Lorsque Minoutchehr eut atteint deux fois soixante ans, il se prépara à quitter ce monde.
Des astrologues se tenaient devant lui et interrogeaient les étoiles ; ils voyaient que ses jours ne pouvaient plus se prolonger et qu’il lui fallait quitter le monde.
Ils lui annoncèrent le jour amer où la majesté du roi des rois devait s’obscurcir.
Ils lui dirent :
Le temps est venu où il faut aller dans l’autre monde ; espérons que tu auras devant Dieu une place meilleure.
Pense maintenant à ce que tu auras à faire, car il ne faut pas que la mort te surprenne, il ne faut pas que tu partes sans avoir fait les préparatifs du voyage et que tu te laisses ainsi ensevelir dans la terre.
Le roi ayant entendu les paroles des sages, fit préparer le palais d’une manière nouvelle.
Il appela devant lui tous les Mobeds et tous les grands et leur dévoila les secrets de son cœur.
Il ordonna que Newder vînt auprès de lui et lui donna des conseils sans nombre, disant :
Ce trône de la royauté est un vent et une illusion, il ne faut pas y mettre son cœur pour toujours.
Cent vingt ans ont passé sur ma tête, j’ai beaucoup travaillé et beaucoup souffert, j’ai éprouvé beaucoup de joies et souvent les désirs de mon cœur ont été satisfaits ; j’ai provoqué au combat mes ennemis, me suis ceint de la majesté de Feridoun et ses conseils m’ont toujours porté bonheur.

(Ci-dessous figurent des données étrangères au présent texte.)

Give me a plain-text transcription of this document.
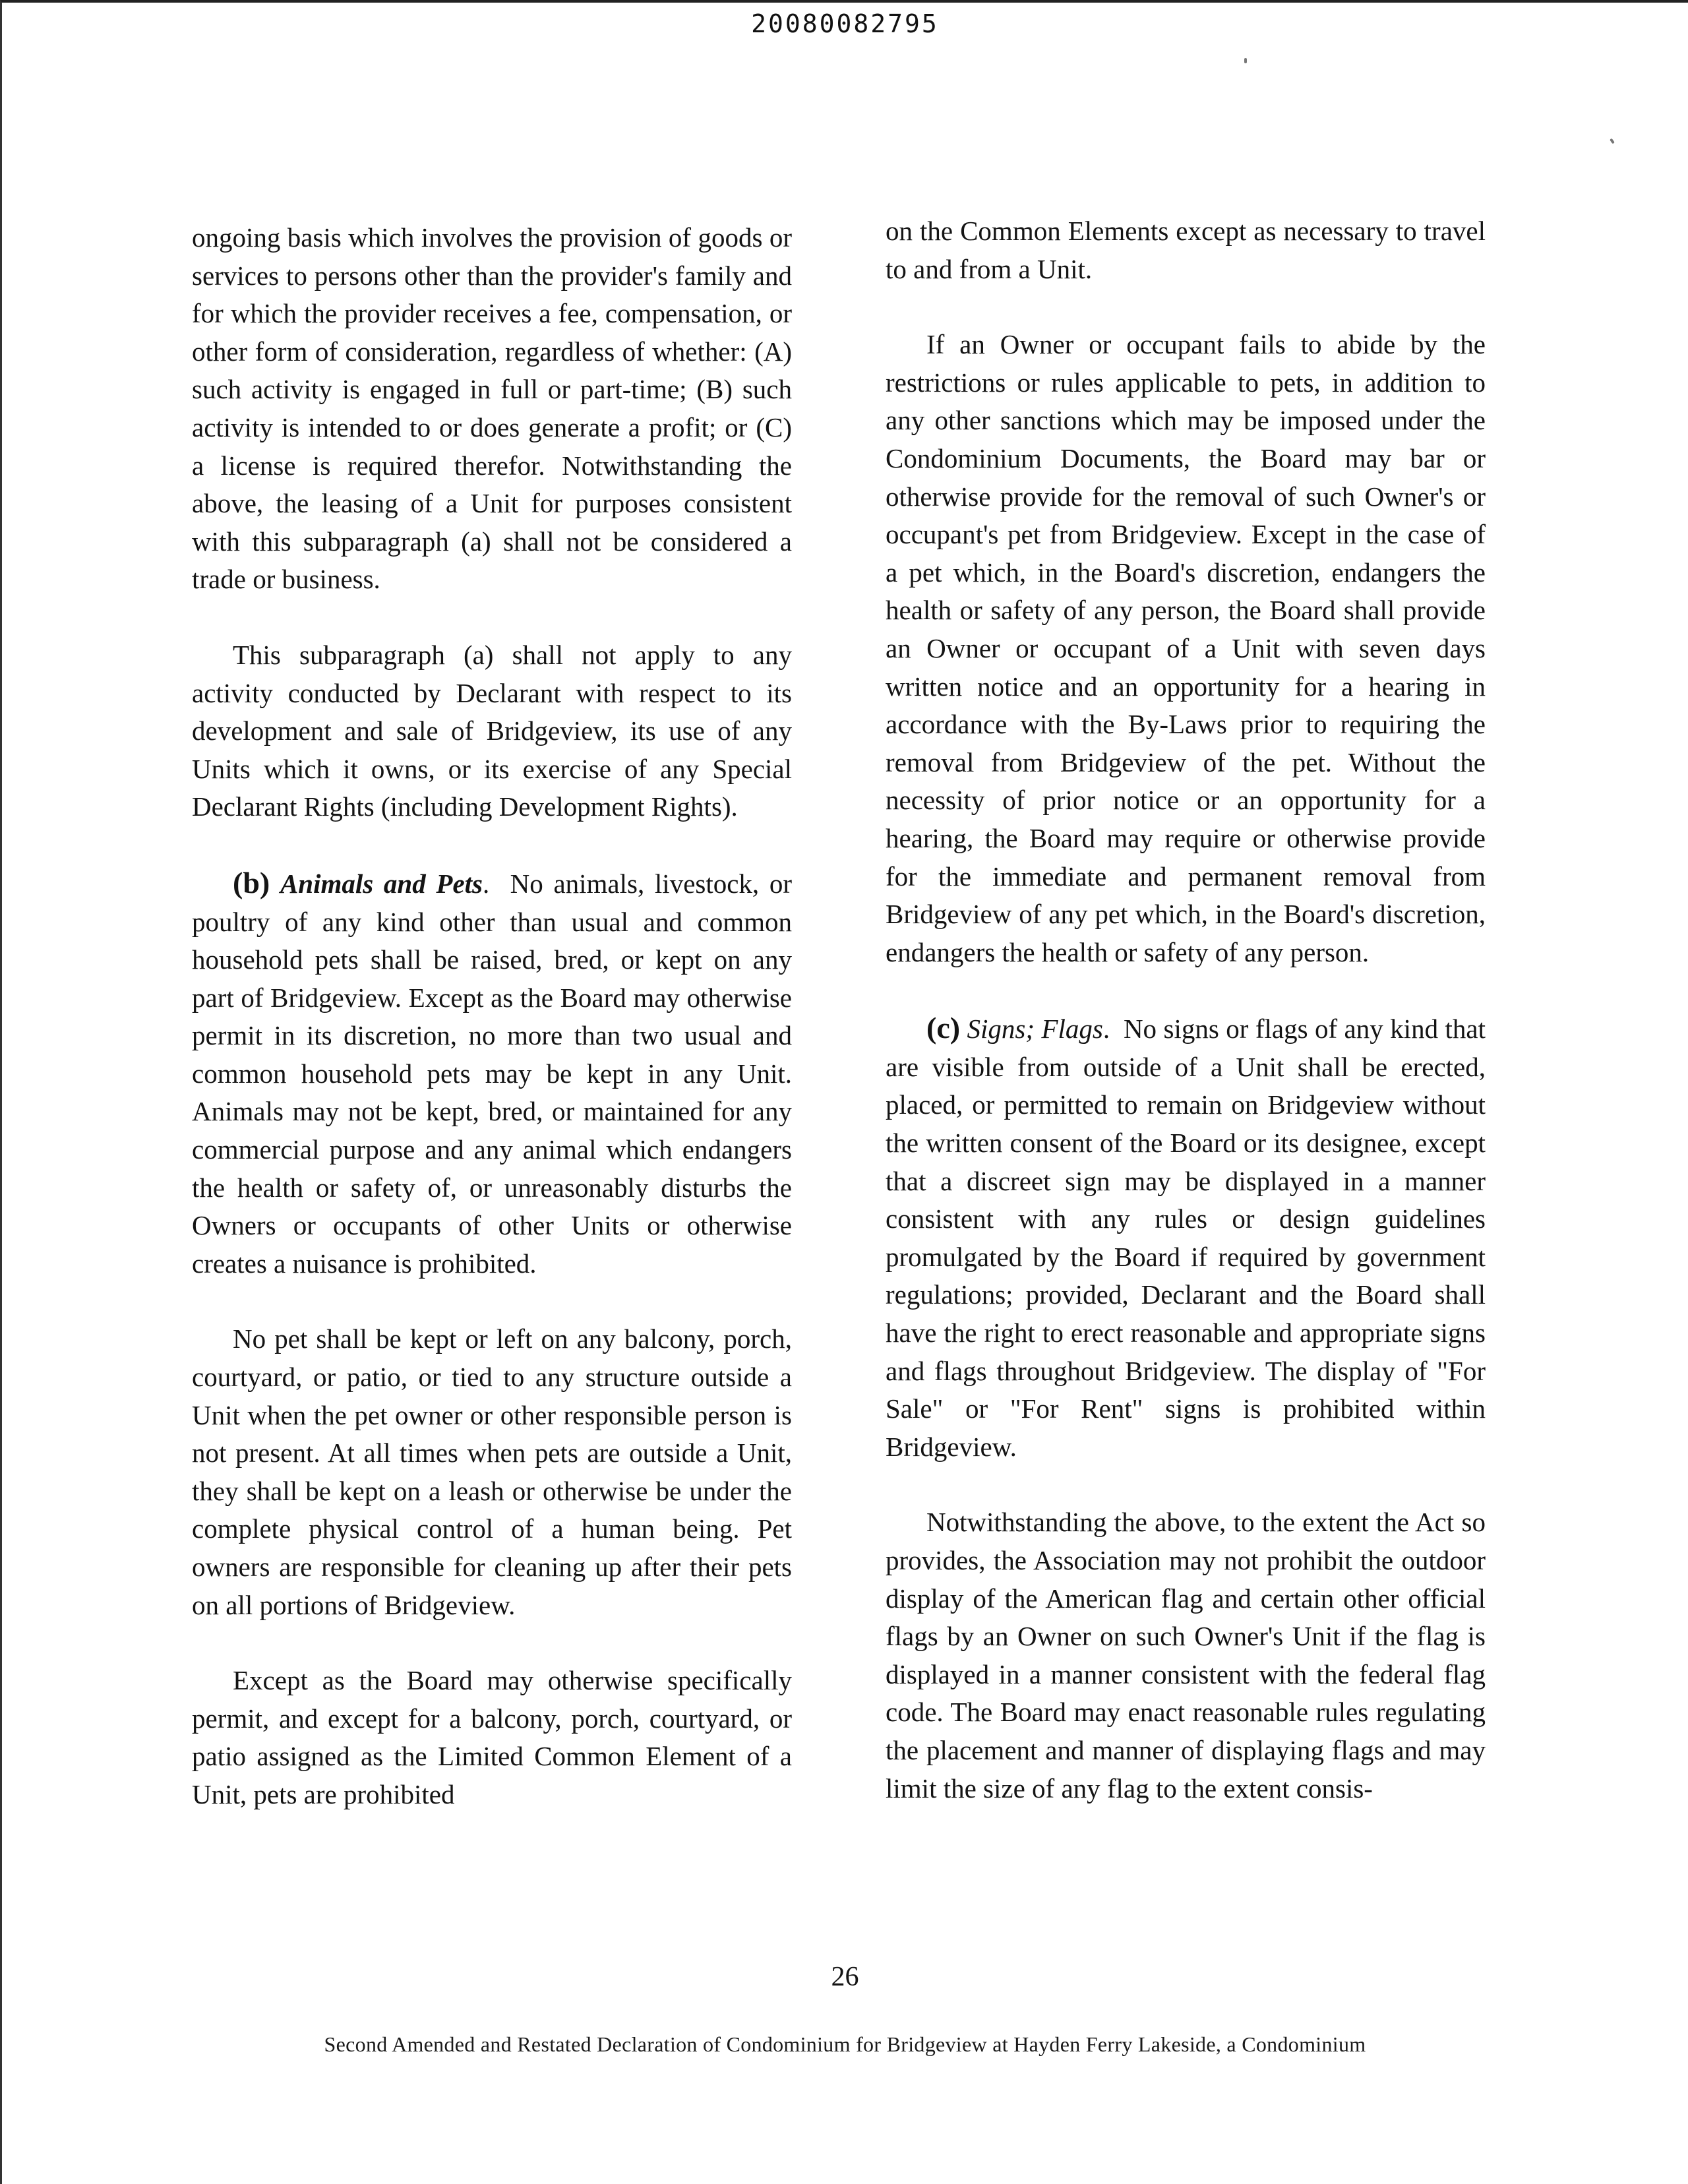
20080082795

ongoing basis which involves the provision of goods or services to persons other than the provider's family and for which the provider receives a fee, compensation, or other form of consideration, regardless of whether: (A) such activity is engaged in full or part-time; (B) such activity is intended to or does generate a profit; or (C) a license is required therefor. Notwithstanding the above, the leasing of a Unit for purposes consistent with this subparagraph (a) shall not be considered a trade or business.

This subparagraph (a) shall not apply to any activity conducted by Declarant with respect to its development and sale of Bridgeview, its use of any Units which it owns, or its exercise of any Special Declarant Rights (including Development Rights).

(b) Animals and Pets.  No animals, livestock, or poultry of any kind other than usual and common household pets shall be raised, bred, or kept on any part of Bridgeview. Except as the Board may otherwise permit in its discretion, no more than two usual and common household pets may be kept in any Unit. Animals may not be kept, bred, or maintained for any commercial purpose and any animal which endangers the health or safety of, or unreasonably disturbs the Owners or occupants of other Units or otherwise creates a nuisance is prohibited.

No pet shall be kept or left on any balcony, porch, courtyard, or patio, or tied to any structure outside a Unit when the pet owner or other responsible person is not present. At all times when pets are outside a Unit, they shall be kept on a leash or otherwise be under the complete physical control of a human being. Pet owners are responsible for cleaning up after their pets on all portions of Bridgeview.

Except as the Board may otherwise specifically permit, and except for a balcony, porch, courtyard, or patio assigned as the Limited Common Element of a Unit, pets are prohibited

on the Common Elements except as necessary to travel to and from a Unit.

If an Owner or occupant fails to abide by the restrictions or rules applicable to pets, in addition to any other sanctions which may be imposed under the Condominium Documents, the Board may bar or otherwise provide for the removal of such Owner's or occupant's pet from Bridgeview. Except in the case of a pet which, in the Board's discretion, endangers the health or safety of any person, the Board shall provide an Owner or occupant of a Unit with seven days written notice and an opportunity for a hearing in accordance with the By-Laws prior to requiring the removal from Bridgeview of the pet. Without the necessity of prior notice or an opportunity for a hearing, the Board may require or otherwise provide for the immediate and permanent removal from Bridgeview of any pet which, in the Board's discretion, endangers the health or safety of any person.

(c) Signs; Flags.  No signs or flags of any kind that are visible from outside of a Unit shall be erected, placed, or permitted to remain on Bridgeview without the written consent of the Board or its designee, except that a discreet sign may be displayed in a manner consistent with any rules or design guidelines promulgated by the Board if required by government regulations; provided, Declarant and the Board shall have the right to erect reasonable and appropriate signs and flags throughout Bridgeview. The display of "For Sale" or "For Rent" signs is prohibited within Bridgeview.

Notwithstanding the above, to the extent the Act so provides, the Association may not prohibit the outdoor display of the American flag and certain other official flags by an Owner on such Owner's Unit if the flag is displayed in a manner consistent with the federal flag code. The Board may enact reasonable rules regulating the placement and manner of displaying flags and may limit the size of any flag to the extent consis-

26
Second Amended and Restated Declaration of Condominium for Bridgeview at Hayden Ferry Lakeside, a Condominium
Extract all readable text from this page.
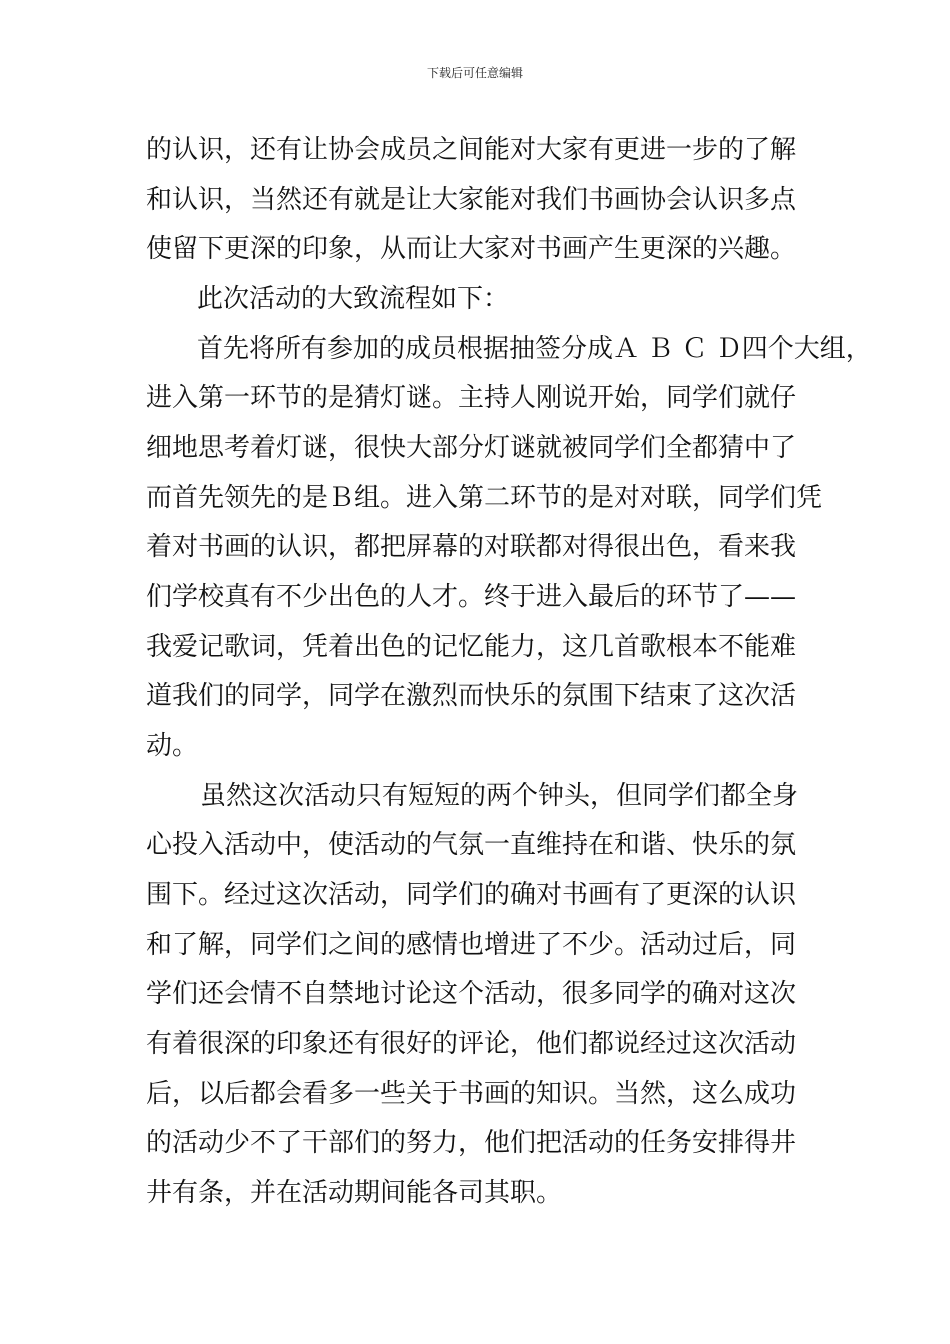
下载后可任意编辑
的认识，还有让协会成员之间能对大家有更进一步的了解
和认识，当然还有就是让大家能对我们书画协会认识多点
使留下更深的印象，从而让大家对书画产生更深的兴趣。
此次活动的大致流程如下：
首先将所有参加的成员根据抽签分成Ａ Ｂ Ｃ Ｄ四个大组，
进入第一环节的是猜灯谜。主持人刚说开始，同学们就仔
细地思考着灯谜，很快大部分灯谜就被同学们全都猜中了
而首先领先的是Ｂ组。进入第二环节的是对对联，同学们凭
着对书画的认识，都把屏幕的对联都对得很出色，看来我
们学校真有不少出色的人才。终于进入最后的环节了——
我爱记歌词，凭着出色的记忆能力，这几首歌根本不能难
道我们的同学，同学在激烈而快乐的氛围下结束了这次活
动。
虽然这次活动只有短短的两个钟头，但同学们都全身
心投入活动中，使活动的气氛一直维持在和谐、快乐的氛
围下。经过这次活动，同学们的确对书画有了更深的认识
和了解，同学们之间的感情也增进了不少。活动过后，同
学们还会情不自禁地讨论这个活动，很多同学的确对这次
有着很深的印象还有很好的评论，他们都说经过这次活动
后，以后都会看多一些关于书画的知识。当然，这么成功
的活动少不了干部们的努力，他们把活动的任务安排得井
井有条，并在活动期间能各司其职。
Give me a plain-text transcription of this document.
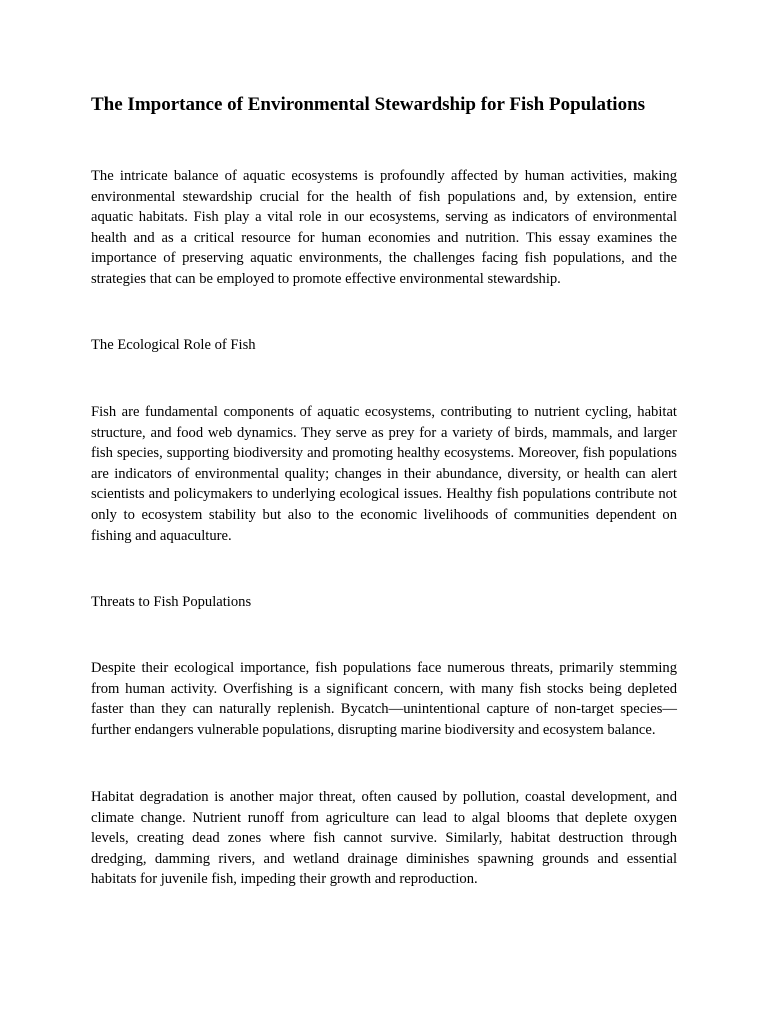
The Importance of Environmental Stewardship for Fish Populations

The intricate balance of aquatic ecosystems is profoundly affected by human activities, making environmental stewardship crucial for the health of fish populations and, by extension, entire aquatic habitats. Fish play a vital role in our ecosystems, serving as indicators of environmental health and as a critical resource for human economies and nutrition. This essay examines the importance of preserving aquatic environments, the challenges facing fish populations, and the strategies that can be employed to promote effective environmental stewardship.

The Ecological Role of Fish

Fish are fundamental components of aquatic ecosystems, contributing to nutrient cycling, habitat structure, and food web dynamics. They serve as prey for a variety of birds, mammals, and larger fish species, supporting biodiversity and promoting healthy ecosystems. Moreover, fish populations are indicators of environmental quality; changes in their abundance, diversity, or health can alert scientists and policymakers to underlying ecological issues. Healthy fish populations contribute not only to ecosystem stability but also to the economic livelihoods of communities dependent on fishing and aquaculture.

Threats to Fish Populations

Despite their ecological importance, fish populations face numerous threats, primarily stemming from human activity. Overfishing is a significant concern, with many fish stocks being depleted faster than they can naturally replenish. Bycatch—unintentional capture of non-target species—further endangers vulnerable populations, disrupting marine biodiversity and ecosystem balance.

Habitat degradation is another major threat, often caused by pollution, coastal development, and climate change. Nutrient runoff from agriculture can lead to algal blooms that deplete oxygen levels, creating dead zones where fish cannot survive. Similarly, habitat destruction through dredging, damming rivers, and wetland drainage diminishes spawning grounds and essential habitats for juvenile fish, impeding their growth and reproduction.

J’ai vengé sur Tour et sur le cruel Selm mon grand-père le puissant Iredj ; j’ai délivré le monde de ses fléaux, j’ai fondé beaucoup de villes et bâti beaucoup de forteresses ; et maintenant je suis dans un tel état, que tu dirais que je n’ai pas vécu et le nombre des années passées est effacé de mon souvenir.
Quand un arbre ne porte que des fruits et des feuilles amers, sa mort vaut mieux que sa vie.
Maintenant que j’ai supporté beaucoup de soucis et de peines, je te donne le trône de la royauté et le trésor ; je te le transmets tel que Feridoun me l’a donné, ce trône qui a vu beaucoup de rois.
Sache que quand tu en auras joui et qu’il aura cessé d’être à toi, il te faudra passer dans un monde meilleur.
Mais la trace que tu laisseras après toi durera un long temps et il ne faut pas qu’elle soit autre chose que des bénédictions, car un homme de naissance pure doit professer une religion pure.
Garde-toi de t’éloigner de la foi de Dieu, car elle inspire les bons conseils.
Bientôt, il y aura dans le monde de nouvelles discussions, quand paraîtra un Mobed avec une mission de prophète ; il viendra du pays d’occident ; prends garde de le persécuter.
Crois en lui : car c’est là la religion de Dieu ; considère quels sont les engagements que tu auras contractés d’abord.
Ne quitte jamais la voie de Dieu, car c’est de lui que vient tout bien et tout mal.
Après ce temps arrivera une armée de Turcs qui placeront leur couronne sur le trône d’Iran.
Tu as devant toi de longs travaux à exécuter ; il te faudra être tantôt loup, tantôt brebis.
Ton malheur viendra du fils de Pescheng, ce sera du Touran que viendront les afflictions qui te mettront à l’étroit.
Ô mon fils !
Quand il y aura une guerre, recherche l’aide de Zal et de Sam et de ce nouveau rejeton qui est sorti de Zal et qui pousse des branches.
Par lui le pays de Touran sera rendu impuissant ; et quand il faudra te venger, c’est lui qui sera ton vengeur.
Il parla ainsi, les larmes inondèrent ses joues et Newder pleura sur lui avec amertume.
Quoiqu’il n’eût pas de maladie et qu’aucune douleur ne l’affligeât, Minoutchehr ferma ses deux yeux de Keïanide, faiblit et poussa un soupir froid.
Ainsi mourut ce roi illustre et plein de vertus et il ne resta d’autre souvenir de lui dans le monde que les discours des hommes.